Et puis bon, en plus, je me pose des questions pendant que les réacteurs réagissent et que les hôtesses froufroutent dans des voiles bleus. Noirpiotes, elles sont, ces gentilles demoiselles, avec des nichemards plus durs que des calebasses. Y en a une d’elles qui m’a foutu un coup de nichon sur la tronche en passant une flûte de roteux à mon voisin, que j’en ai vu trente-six lucioles, plus, en prime, son entre-deux qui n’est pas Renaissance, espère !

Mes questions en question sont plutôt flicardesques. Ainsi je me dis : « Les Chultenmayer-parents ont demandé au chauffeur de bahut quel aéroport desservait les lignes d’Afrique. Donc ils n’avaient pas rendez-vous avec leur fille et belle-fille sinon ce point essentiel aurait été précisé, tu penses bien.

Et puis d’autres trucs de ce tonneau me viennent en gamberge et je les vendange au fur et à mesure, car il ne faut jamais laisser moisir ses idées lorsqu’on bâtit une enquête. Sinon, le ciment devient poreux et les moellons partent à dame.

Mon voisin est un vieux kroum grinchard, teint jaune, haleine comme quand tu rotes du gibier, et merci beaucoup pour la compagnie. Il m’a déjà rouscaillé contre comme quoi j’ai redressé mon dossier pendant qu’il tétinait son champ, ce qui lui a déséquilibré l’éclusage. Il a une rosette de la Légion grosse comme un cataphote de vélo hollandais, et un peu plus brillante ; et puis des lunettes sans monture, et encore une moustache grise dans les poils de laquelle s’obstinent les miasmes de ses renvois. Te dire si j’suis un auteur franchement dégueulasse pour donner des précisions de la sorte. Mince, la scatologie, l’hyperréalisme, ça lui fait pas peur, l’Antonio.
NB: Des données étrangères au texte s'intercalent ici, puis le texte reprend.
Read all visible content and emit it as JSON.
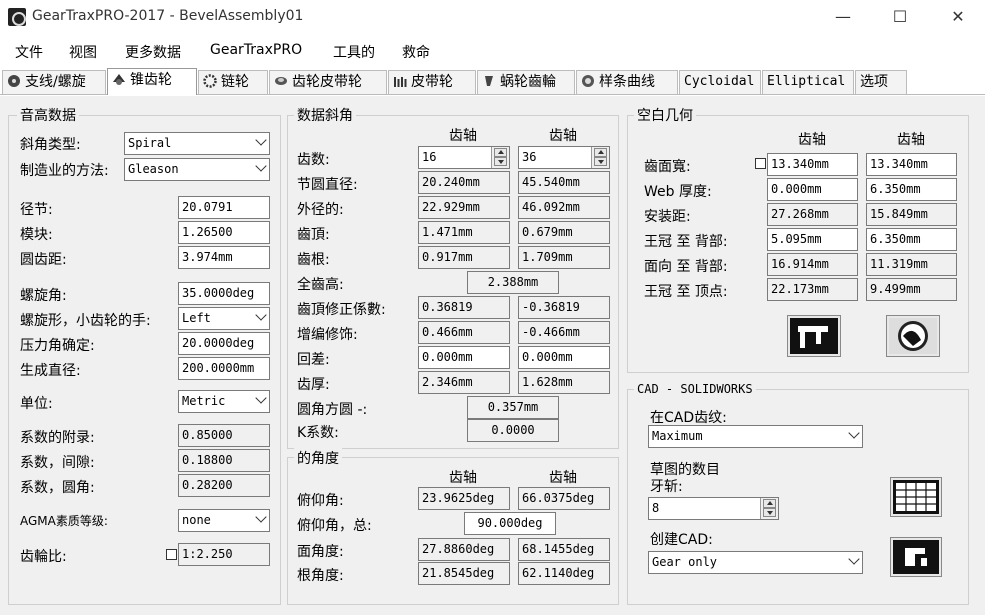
{
  "window": {
    "title": "GearTraxPRO-2017 - BevelAssembly01",
    "minimize": "—",
    "maximize": "☐",
    "close": "✕"
  },
  "menu": [
    "文件",
    "视图",
    "更多数据",
    "GearTraxPRO",
    "工具的",
    "救命"
  ],
  "tabs": [
    {
      "label": "支线/螺旋",
      "icon": "gear-icon"
    },
    {
      "label": "锥齿轮",
      "icon": "bevel-gear-icon"
    },
    {
      "label": "链轮",
      "icon": "sprocket-icon"
    },
    {
      "label": "齿轮皮带轮",
      "icon": "timing-pulley-icon"
    },
    {
      "label": "皮带轮",
      "icon": "pulley-icon"
    },
    {
      "label": "蜗轮齒輪",
      "icon": "worm-gear-icon"
    },
    {
      "label": "样条曲线",
      "icon": "spline-icon"
    },
    {
      "label": "Cycloidal",
      "icon": ""
    },
    {
      "label": "Elliptical",
      "icon": ""
    },
    {
      "label": "选项",
      "icon": ""
    }
  ],
  "pitch": {
    "title": "音高数据",
    "bevel_type_label": "斜角类型:",
    "bevel_type": "Spiral",
    "method_label": "制造业的方法:",
    "method": "Gleason",
    "diametral_pitch_label": "径节:",
    "diametral_pitch": "20.0791",
    "module_label": "模块:",
    "module": "1.26500",
    "circular_pitch_label": "圆齿距:",
    "circular_pitch": "3.974mm",
    "spiral_angle_label": "螺旋角:",
    "spiral_angle": "35.0000deg",
    "hand_label": "螺旋形，小齿轮的手:",
    "hand": "Left",
    "pressure_angle_label": "压力角确定:",
    "pressure_angle": "20.0000deg",
    "gen_diameter_label": "生成直径:",
    "gen_diameter": "200.0000mm",
    "units_label": "单位:",
    "units": "Metric",
    "addendum_label": "系数的附录:",
    "addendum": "0.85000",
    "clearance_label": "系数，间隙:",
    "clearance": "0.18800",
    "fillet_label": "系数，圆角:",
    "fillet": "0.28200",
    "agma_label": "AGMA素质等级:",
    "agma": "none",
    "ratio_label": "齿輪比:",
    "ratio": "1:2.250"
  },
  "data": {
    "title": "数据斜角",
    "col_pinion": "齿轴",
    "col_gear": "齿轴",
    "teeth_label": "齿数:",
    "teeth": [
      "16",
      "36"
    ],
    "pitch_dia_label": "节圆直径:",
    "pitch_dia": [
      "20.240mm",
      "45.540mm"
    ],
    "outside_dia_label": "外径的:",
    "outside_dia": [
      "22.929mm",
      "46.092mm"
    ],
    "addendum_label": "齒頂:",
    "addendum": [
      "1.471mm",
      "0.679mm"
    ],
    "dedendum_label": "齒根:",
    "dedendum": [
      "0.917mm",
      "1.709mm"
    ],
    "whole_depth_label": "全齒高:",
    "whole_depth": "2.388mm",
    "adden_mod_label": "齒頂修正係數:",
    "adden_mod": [
      "0.36819",
      "-0.36819"
    ],
    "thick_mod_label": "增编修饰:",
    "thick_mod": [
      "0.466mm",
      "-0.466mm"
    ],
    "backlash_label": "回差:",
    "backlash": [
      "0.000mm",
      "0.000mm"
    ],
    "thickness_label": "齿厚:",
    "thickness": [
      "2.346mm",
      "1.628mm"
    ],
    "fillet_label": "圆角方圆 -:",
    "fillet": "0.357mm",
    "k_label": "K系数:",
    "k": "0.0000"
  },
  "angles": {
    "title": "的角度",
    "col_pinion": "齿轴",
    "col_gear": "齿轴",
    "pitch_angle_label": "俯仰角:",
    "pitch_angle": [
      "23.9625deg",
      "66.0375deg"
    ],
    "total_label": "俯仰角，总:",
    "total": "90.000deg",
    "face_angle_label": "面角度:",
    "face_angle": [
      "27.8860deg",
      "68.1455deg"
    ],
    "root_angle_label": "根角度:",
    "root_angle": [
      "21.8545deg",
      "62.1140deg"
    ]
  },
  "blank": {
    "title": "空白几何",
    "col_pinion": "齿轴",
    "col_gear": "齿轴",
    "face_width_label": "齒面寬:",
    "face_width": [
      "13.340mm",
      "13.340mm"
    ],
    "web_label": "Web 厚度:",
    "web": [
      "0.000mm",
      "6.350mm"
    ],
    "mounting_label": "安装距:",
    "mounting": [
      "27.268mm",
      "15.849mm"
    ],
    "crown_back_label": "王冠 至 背部:",
    "crown_back": [
      "5.095mm",
      "6.350mm"
    ],
    "face_back_label": "面向 至 背部:",
    "face_back": [
      "16.914mm",
      "11.319mm"
    ],
    "crown_apex_label": "王冠 至 顶点:",
    "crown_apex": [
      "22.173mm",
      "9.499mm"
    ]
  },
  "cad": {
    "title": "CAD - SOLIDWORKS",
    "teeth_in_cad_label": "在CAD齿纹:",
    "teeth_in_cad": "Maximum",
    "sketch_count_label1": "草图的数目",
    "sketch_count_label2": "牙斩:",
    "sketch_count": "8",
    "create_label": "创建CAD:",
    "create": "Gear only"
  }
}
Tu parles d’un !

Le vioque se met à farfouiller dans un attaché-case en peau de crapaud, et il éparpille jusque sur mes genoux des barèmes, des trucs et des machins pleins de chiffres qui flanqueraient la colique à Pythagore.

Il cramponne un bloc quadrillé et se met à chier des chiffres de son cru, bien pointus, de cette écriture toute en aspérités des vieux bonzes du temps-jadis-qui-ne-reviendra-plus-t’auras-beau-dire et beau-frère.

C’est alors qu’une main se pose sur mon épaule. Une main ferme et douce.

Je relève la tête. Et pendant une pincée de dixièmes de seconde voilà que je ne me rappelle plus ni où je suis ni ce que j’y fais.

— Oh, Marie-Marie, mais qu’est-ce que tu…

Et je largue la suite éventuelle pour tout résumer en un rugissement dont un lion se contenterait pour annoncer qu’il en a ras les burnes de son dompteur à la gomme qui fait le flambard avec son fouet et ses bottes vernies.

Elle rit gentil, la Musaraigne. Ses taches de rousseur crépitent comme des bulles de champagne. Elle s’est changée depuis ce morninge, porte à présent un mignon tailleur léger, en toile jaune, et tu vas te marrer : elle s’est maquillée. C’est la première fois que je la vois avec du rose aux joues et du rouge aux lèvres. On lui donnerait quatre ans de mieux, facile.

— Comment as-tu pu croire que je sacrifiais un déjeuner avec toi à un cours de philo, Tonio ? demande-t-elle sur un ton de reproche.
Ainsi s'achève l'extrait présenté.